LE: Bardzo pewny awans Borussii, FC Porto bezradne. Ginter godnie zastąpił Piszczka

Borussia Dortmund u siebie wygrała z FC Porto 2:0, a w rewanżu zwyciężyła 1:0 i wywalczyła awans do 1/8 finału Ligi Europy. Na boisku zabrakło narzekającego na uraz Łukasza Piszczka.

W tym artykule dowiesz się o:

Borussia wybrała się na Estadio Dragao z dwubramkową zaliczką i Porto musiało zaatakować, chcąc odrobić stratę, lecz nie zdołało zepchnąć rywala do defensywy. Podopieczni Thomasa Tuchela nie dominowali wprawdzie tak bardzo jak w Dortmundzie, jednak ich awans nawet przez sekundę nie był zagrożony.
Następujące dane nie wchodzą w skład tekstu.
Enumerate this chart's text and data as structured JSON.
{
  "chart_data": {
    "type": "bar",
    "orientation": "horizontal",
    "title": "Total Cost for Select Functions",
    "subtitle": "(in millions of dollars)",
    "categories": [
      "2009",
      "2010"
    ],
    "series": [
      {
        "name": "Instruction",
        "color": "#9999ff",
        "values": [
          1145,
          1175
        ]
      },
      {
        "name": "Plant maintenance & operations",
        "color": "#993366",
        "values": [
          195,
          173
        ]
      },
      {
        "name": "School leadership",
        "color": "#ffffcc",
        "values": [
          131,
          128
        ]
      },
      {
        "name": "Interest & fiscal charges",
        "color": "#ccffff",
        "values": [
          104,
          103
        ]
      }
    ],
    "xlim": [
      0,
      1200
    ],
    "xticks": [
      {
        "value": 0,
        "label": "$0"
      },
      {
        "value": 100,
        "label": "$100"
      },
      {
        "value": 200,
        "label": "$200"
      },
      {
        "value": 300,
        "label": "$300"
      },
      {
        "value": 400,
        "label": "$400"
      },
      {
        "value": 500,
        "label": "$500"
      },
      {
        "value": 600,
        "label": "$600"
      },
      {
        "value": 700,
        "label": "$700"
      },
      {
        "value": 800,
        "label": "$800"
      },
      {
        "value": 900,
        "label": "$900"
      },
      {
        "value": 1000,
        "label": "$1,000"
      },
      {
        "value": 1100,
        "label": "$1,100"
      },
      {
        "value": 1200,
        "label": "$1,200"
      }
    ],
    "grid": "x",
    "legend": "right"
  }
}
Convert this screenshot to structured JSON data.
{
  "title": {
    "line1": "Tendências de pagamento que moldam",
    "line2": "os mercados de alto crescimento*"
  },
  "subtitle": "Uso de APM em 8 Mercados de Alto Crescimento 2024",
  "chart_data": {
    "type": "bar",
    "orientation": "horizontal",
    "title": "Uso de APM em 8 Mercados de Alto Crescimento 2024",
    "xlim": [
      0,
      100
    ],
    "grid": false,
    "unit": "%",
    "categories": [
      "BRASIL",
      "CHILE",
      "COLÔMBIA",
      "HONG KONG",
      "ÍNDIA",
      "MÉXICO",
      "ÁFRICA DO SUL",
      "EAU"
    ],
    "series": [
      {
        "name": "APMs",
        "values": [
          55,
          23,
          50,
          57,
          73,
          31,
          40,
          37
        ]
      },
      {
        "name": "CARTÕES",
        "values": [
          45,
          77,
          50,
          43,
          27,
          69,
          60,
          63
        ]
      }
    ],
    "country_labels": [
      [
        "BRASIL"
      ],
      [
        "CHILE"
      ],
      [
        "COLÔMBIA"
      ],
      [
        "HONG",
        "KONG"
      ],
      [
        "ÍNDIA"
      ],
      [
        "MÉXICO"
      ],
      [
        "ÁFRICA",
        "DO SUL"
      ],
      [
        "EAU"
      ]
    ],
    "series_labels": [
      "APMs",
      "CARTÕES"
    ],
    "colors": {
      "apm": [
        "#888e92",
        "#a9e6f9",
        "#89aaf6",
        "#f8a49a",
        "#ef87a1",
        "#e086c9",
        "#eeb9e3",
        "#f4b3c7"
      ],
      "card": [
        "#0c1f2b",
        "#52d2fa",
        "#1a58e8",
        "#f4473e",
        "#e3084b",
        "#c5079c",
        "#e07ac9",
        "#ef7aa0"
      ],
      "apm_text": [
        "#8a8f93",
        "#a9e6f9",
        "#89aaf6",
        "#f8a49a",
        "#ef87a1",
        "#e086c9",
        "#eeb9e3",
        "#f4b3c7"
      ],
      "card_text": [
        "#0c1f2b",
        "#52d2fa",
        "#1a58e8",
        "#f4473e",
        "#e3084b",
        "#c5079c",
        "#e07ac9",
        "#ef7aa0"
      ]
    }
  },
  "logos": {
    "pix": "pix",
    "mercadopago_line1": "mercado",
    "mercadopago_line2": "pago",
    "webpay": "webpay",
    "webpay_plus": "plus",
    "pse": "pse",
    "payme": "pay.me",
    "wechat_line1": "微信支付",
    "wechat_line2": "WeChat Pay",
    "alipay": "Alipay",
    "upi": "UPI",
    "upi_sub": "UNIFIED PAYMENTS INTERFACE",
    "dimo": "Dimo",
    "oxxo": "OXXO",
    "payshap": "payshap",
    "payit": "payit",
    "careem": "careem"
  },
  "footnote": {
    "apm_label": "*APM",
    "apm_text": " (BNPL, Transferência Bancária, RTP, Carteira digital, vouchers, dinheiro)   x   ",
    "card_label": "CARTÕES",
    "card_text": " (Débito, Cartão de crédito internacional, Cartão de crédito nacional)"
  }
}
Po nudnym początku żółto-czarni przeprowadzili akcję, która de facto pozbawiła złudzeń Smoki. Po dograniu Henricha Mchitarjana strzelał Marco Reus i jego uderzenie Iker Casillas zdołał obronić, ale z dobitkę pośpieszył Pierre-Emerick Aubameyang. Gabończyk ostemplował poprzeczkę, po czym na linii bramkowej golkiper Porto wepchnął piłkę do bramki. W tym momencie gospodarze do awansu potrzebowali aż czterech goli.

Porto przebudziło się pod koniec pierwszej połowy i wyrównałoby za sprawą Silvestre'a Vareli, gdyby nie kapitalna interwencja Romana Burkiego. Szwajcar świetnie obronił również strzał piętą Vincenta Aboubakara w 55. minucie, ratując swój zespół. Na więcej Porto nie było stać, a piłka w bramce Casillasa znalazła się jeszcze dwukrotnie, jednak w obu przypadkach arbiter dopatrzył się ofsajdu.

Końcówka dostarczyła niewielkich emocji, ale trzeba odnotować efektowny strzał Yacine Brahimiego w poprzeczkę oraz uderzenie Mchitarjana w słupek w sytuacji sam na sam z Casillasem.

Borussia kolejny raz świetnie spisała się w defensywie. Po ośmiu występach w 2016 roku ma stracone zaledwie dwa gole! W obecnej formie jest jednym z głównych faworytów Ligi Europy, chociaż rywalizacją z Sevilla FC, Liverpoolem czy Manchesterem United z pewnością byłaby znacznie bardziej wymagająca niż z bezbarwnym Porto.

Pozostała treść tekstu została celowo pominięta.